Выпускные я действительно сдал блестяще, но перед объявление оценки за последний экзамен, в учебный класс зашёл мой «злой гений». Потом нам зачитали результаты. И я услышал: курсант Дьяченко — «удовлетворительно». Так было обидно. Когда мы выходили из класса я увидел его. Лобков стоял и ждал. Потом подошёл ко мне и улыбнулся: что, мол, съездил в отпуск?

Служить было тяжело, и в первую очередь, потому, что почти не было возможности пообщаться с кем-то, именно, что называется, по душам, а в армии это так важно. Любой собеседник мог оказаться потенциальным доносчиком. Точно так же, по этой же причине, мои товарищи опасались и меня. Мы не доверяли друг другу.

Всякий раз, когда кто-нибудь из ребят ехал в отпуск, мы, как правило, пользовались возможностью передать с отпускником письмо домой. Он доезжал до Москвы и опускал там корреспонденцию в цивильный ящик и таким образом наши послания миновали перлюстрацию. Обычно с такой оказией мы старались переслать фотографии. Их делали здесь тайком, поэтому фотки и изымали. Один раз вот так передали письма с очередным отпускником, а он взял и отнёс их «куда надо». Многих потом наказали. Я тогда думал про того парня, что ребят заложил, зачем? Ведь всё равно второго отпуска не дадут, по привычке, наверно.

Однажды в этой самой первой роте, уже перед их выпуском произошёл случай, над которым можно и смеяться, а можно и заплакать. В роте было пять учебных взводов, и соответственно пять замкомвзводов. Во время службы, понятное дело, между ними случались какие-то трения, недоразумения, а уже скоро разъезжаться. Не хотелось им увозить обиду друг на друга. Вот и пришли они все вместе к старшине и предлагают: — Старшина, всем нам скоро расставаться, надо как-то по-человечески проститься. Давай купим водочки и у тебя в каптёрке ночью посидим. Старшина поддержал и организовал стол. Посидели ребята, попросили друг у друга прощения, обнялись, расцеловались и довольные собой пошли отдыхать.

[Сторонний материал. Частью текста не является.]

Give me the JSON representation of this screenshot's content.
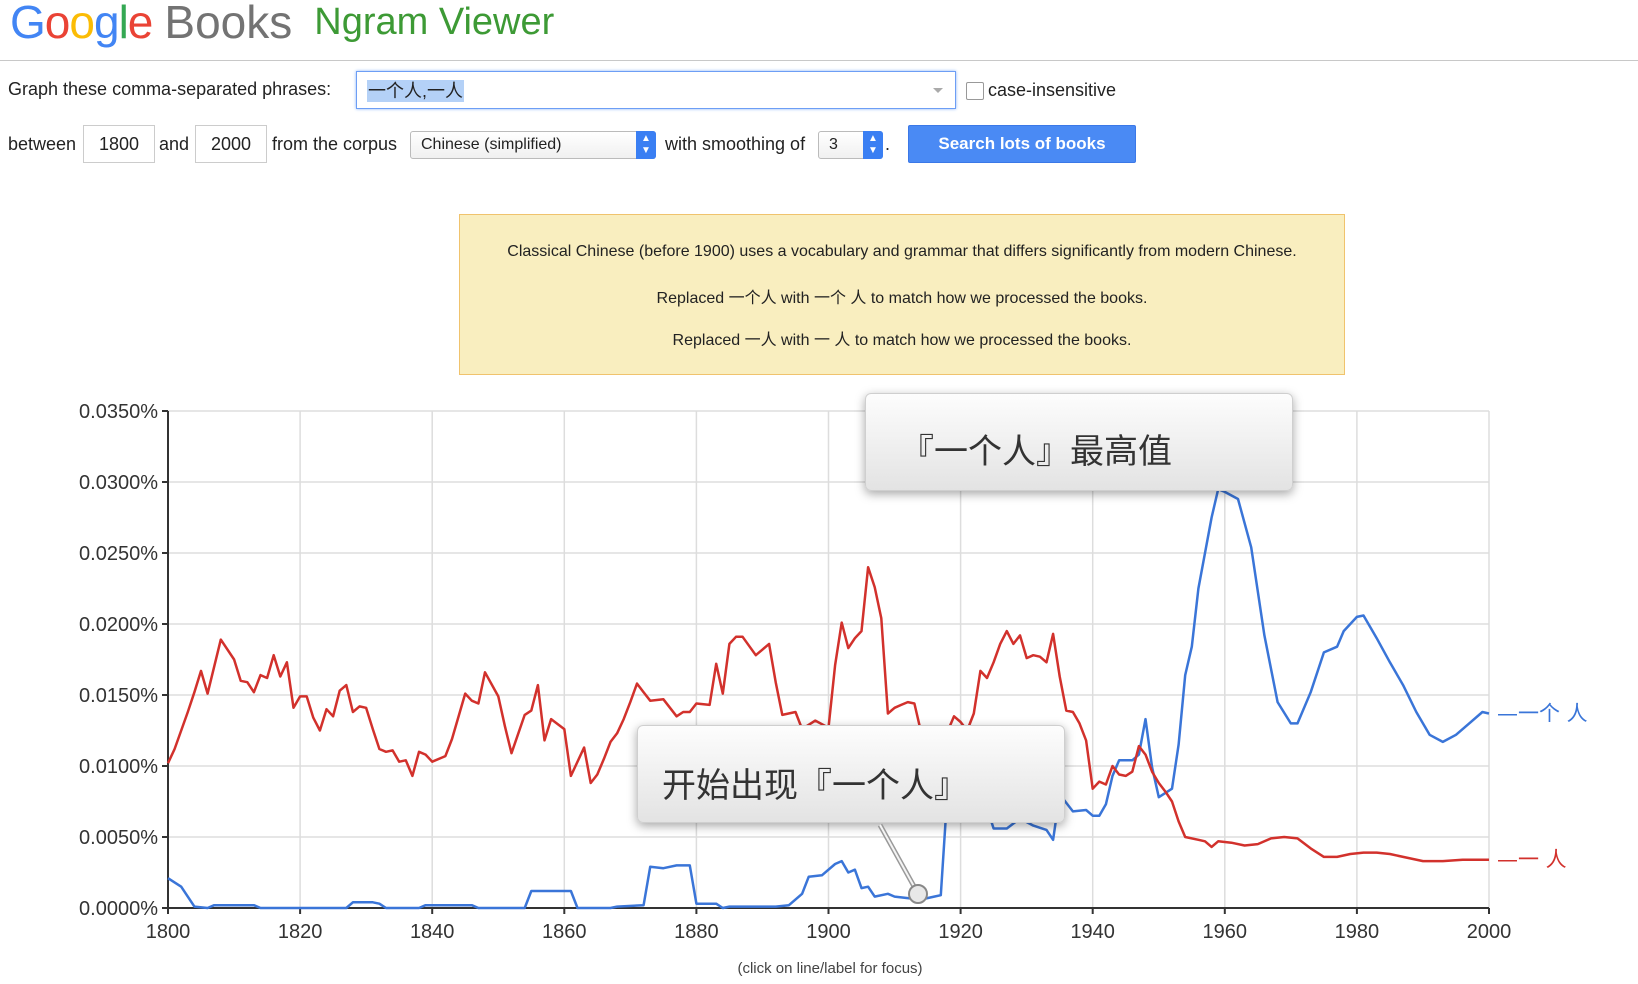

А наутро ротный строит подразделение и говорит: — Ну, что вы за люди такие?! И рассказывает всей роте историю о том, как пятеро замкомвзводов решили перед отъездом помириться и хотя бы один раз за службу почувствовать себя боевыми товарищами. После того, как они уже разошлись по койкам и легли спать, то стала им каждому приходить в голову одна и та же мысль, что я-то вот, конечно, ничего ротному об этом ночном распитии не доложу, а ведь Иванов-то доложит, а уж Петров, так тот точно застучит. Пожалуй, нужно их опередить. — И что вы думаете? Продолжает ротный,— все пятеро ваши командиров пришли ко мне ещё до подъёма, и каждый настучал на остальных. Ну, вот что вы за люди такие? Как же вы на гражданке жизнь продолжите?

Уже на стажировке в войсках, я служил в штабе одного из военных округов. Там и познакомился с одним солдатом взвода охраны. Этот взвод занимался охраной главных помещений штаба и непосредственно самого командования. Командиром взвода был прапорщик, который подчинялся непосредственно начальнику особого отдела, а тот парень, с которым я познакомился, был у него водителем. Смотрю, а он в пакет осторожно укладывает пустые бутылки из под водки. — Ты чего это, — спрашиваю его, — бутылки сдавать собираешься? — Нет, — отвечает. — На этой таре отпечатки пальчиков моего командира, вот я и рапорт по этому поводу уже подготовил.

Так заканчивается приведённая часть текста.